Three cheers for Minister of Fertilisers and Chemicals Ramvilas Paswan for standing firm on the proposal to cut prices of 354 essential medicines by 10 per cent to 70 per cent.

The new drug policy, being approved by the Cabinet at the earliest, has been vehemently opposed by pharmaceutical industries. They fear that their profit margin would come down to a detrimental level. Pharma pricing has always been following a progressive trend, but the present move would challenge their very existence, according to them.

The other side of the coin has also to be kept in mind. Recently, the Supreme Court asked the government to control prices of essential medicines. Even when the prices are lowered, the Government is allowing 150 per cent maximum allowable post-manufacturing expenditure.

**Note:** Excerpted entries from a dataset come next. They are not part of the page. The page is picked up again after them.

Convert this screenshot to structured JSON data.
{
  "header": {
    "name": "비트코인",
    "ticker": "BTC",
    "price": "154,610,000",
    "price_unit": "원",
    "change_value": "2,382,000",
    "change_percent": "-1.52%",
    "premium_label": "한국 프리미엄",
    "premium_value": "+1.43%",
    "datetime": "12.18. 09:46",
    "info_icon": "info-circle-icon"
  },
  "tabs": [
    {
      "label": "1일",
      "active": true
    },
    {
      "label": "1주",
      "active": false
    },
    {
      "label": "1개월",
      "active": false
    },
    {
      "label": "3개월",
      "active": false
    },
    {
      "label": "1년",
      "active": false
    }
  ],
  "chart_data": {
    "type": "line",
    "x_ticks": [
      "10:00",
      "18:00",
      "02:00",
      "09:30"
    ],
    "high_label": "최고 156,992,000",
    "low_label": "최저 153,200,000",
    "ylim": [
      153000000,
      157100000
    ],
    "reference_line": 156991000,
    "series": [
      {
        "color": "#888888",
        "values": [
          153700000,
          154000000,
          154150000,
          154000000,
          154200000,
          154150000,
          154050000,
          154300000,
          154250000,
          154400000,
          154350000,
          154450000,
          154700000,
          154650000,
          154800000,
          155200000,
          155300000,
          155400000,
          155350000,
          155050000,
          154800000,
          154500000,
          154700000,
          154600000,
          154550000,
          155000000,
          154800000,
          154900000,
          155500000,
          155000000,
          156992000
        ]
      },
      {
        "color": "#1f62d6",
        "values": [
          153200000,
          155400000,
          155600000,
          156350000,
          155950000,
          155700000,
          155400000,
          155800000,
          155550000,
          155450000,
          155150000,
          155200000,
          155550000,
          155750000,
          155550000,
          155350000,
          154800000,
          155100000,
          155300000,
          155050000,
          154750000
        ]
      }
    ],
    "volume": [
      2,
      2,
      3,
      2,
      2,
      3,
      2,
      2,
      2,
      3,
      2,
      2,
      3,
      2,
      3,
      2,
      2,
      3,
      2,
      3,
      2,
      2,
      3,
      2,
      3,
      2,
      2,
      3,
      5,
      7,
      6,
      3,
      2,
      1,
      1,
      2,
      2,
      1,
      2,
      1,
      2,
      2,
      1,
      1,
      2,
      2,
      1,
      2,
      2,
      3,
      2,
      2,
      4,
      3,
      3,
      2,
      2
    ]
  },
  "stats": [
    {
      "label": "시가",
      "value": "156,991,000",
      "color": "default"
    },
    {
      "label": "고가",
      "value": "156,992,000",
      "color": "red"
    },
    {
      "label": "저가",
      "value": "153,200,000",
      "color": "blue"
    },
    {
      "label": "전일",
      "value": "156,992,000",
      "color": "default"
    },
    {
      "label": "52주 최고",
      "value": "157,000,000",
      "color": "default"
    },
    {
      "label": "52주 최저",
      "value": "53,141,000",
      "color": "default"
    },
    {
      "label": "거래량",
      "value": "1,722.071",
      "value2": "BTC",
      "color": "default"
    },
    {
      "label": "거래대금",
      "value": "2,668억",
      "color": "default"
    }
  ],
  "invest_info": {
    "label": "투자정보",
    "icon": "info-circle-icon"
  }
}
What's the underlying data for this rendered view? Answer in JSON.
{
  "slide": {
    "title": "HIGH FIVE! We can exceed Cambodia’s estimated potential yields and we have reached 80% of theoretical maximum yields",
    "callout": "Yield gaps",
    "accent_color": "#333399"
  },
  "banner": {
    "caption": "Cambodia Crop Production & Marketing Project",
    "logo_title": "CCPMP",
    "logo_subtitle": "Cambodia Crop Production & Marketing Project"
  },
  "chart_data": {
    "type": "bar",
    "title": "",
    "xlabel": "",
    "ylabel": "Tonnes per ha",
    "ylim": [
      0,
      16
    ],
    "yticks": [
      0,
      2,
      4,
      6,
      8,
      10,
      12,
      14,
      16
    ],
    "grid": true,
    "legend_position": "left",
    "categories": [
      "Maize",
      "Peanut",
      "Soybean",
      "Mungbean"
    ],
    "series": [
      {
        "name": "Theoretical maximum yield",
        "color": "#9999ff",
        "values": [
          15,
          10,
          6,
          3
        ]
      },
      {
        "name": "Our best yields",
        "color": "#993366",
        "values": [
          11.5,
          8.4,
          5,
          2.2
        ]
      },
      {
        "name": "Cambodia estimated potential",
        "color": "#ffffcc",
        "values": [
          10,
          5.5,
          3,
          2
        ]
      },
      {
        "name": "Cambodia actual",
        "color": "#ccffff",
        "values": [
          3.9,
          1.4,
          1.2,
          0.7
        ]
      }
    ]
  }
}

The new policy would not result in sweeping changes, for only 33 per cent of the medicines come under price control. In terms of value, the 354 items whose prices are being lowered constitute only eight per cent of total drug production. Open market forces and competitive pricing have a free run for 67 per cent of the drugs.

Much can be said on both sides. Theoretically, the liberal would argue that once the market is opened up for global players, there cannot be protectionism. On the other side, every human society has concern for the poorest of the poor. Even capitalist perfectionists dole out freebies to the have-nots. The beauty of democracy running the show of governance lies in taking care of the deprived. Here we are not talking about whole-sale subsidy, but measures for taking care of the poor with essential drugs.

India’s peculiarity has to be noted by the world community. It harbours world’s largest number of poor people in a single country. Of the one billion inhabitants, 350 to 400 million are estimated to be living below the poverty line, of whom 75 per cent are from the rural areas.

Growth of middle class in India indicates that economic prosperity has been impressive, but distribution of wealth has been uneven. Illiteracy has been the main cause for generation of poverty.

Also population growth rate  far exceeded economic growth rate for the last 50 years.

Moreover, protectionist policies have prevailed in the country since 1947 to 1991, which prevented large amount of foreign investment.

World Bank has reported that the poverty rate in India has come down on account of the growth rate pegged at 6.1 per cent.

It is all good that the middle class is emerging strongly and the economy is showing signs of making a climb.

But for a country like India with multitudes of the poor struggling to make a living, the sure-shot solution is not blanket infusion of market forces at one go.

The plight of the farmers has been caused by continued disregard of their interests for the last 50 years. No particular incentive was given to them for a long period of time. In fact, fabulous plan funds should have been released to the farm sector to increase production and productivity through high-yielding varieties and new technologies.

Essential medicines should be available to the poor at affordable prices. They cannot be left to fend for themselves among profiteering vultures. In developed countries, they have fool-proof mediclaim in-built in their system. We don’t have effective mediclaim for the poor. Until then, they have to survive.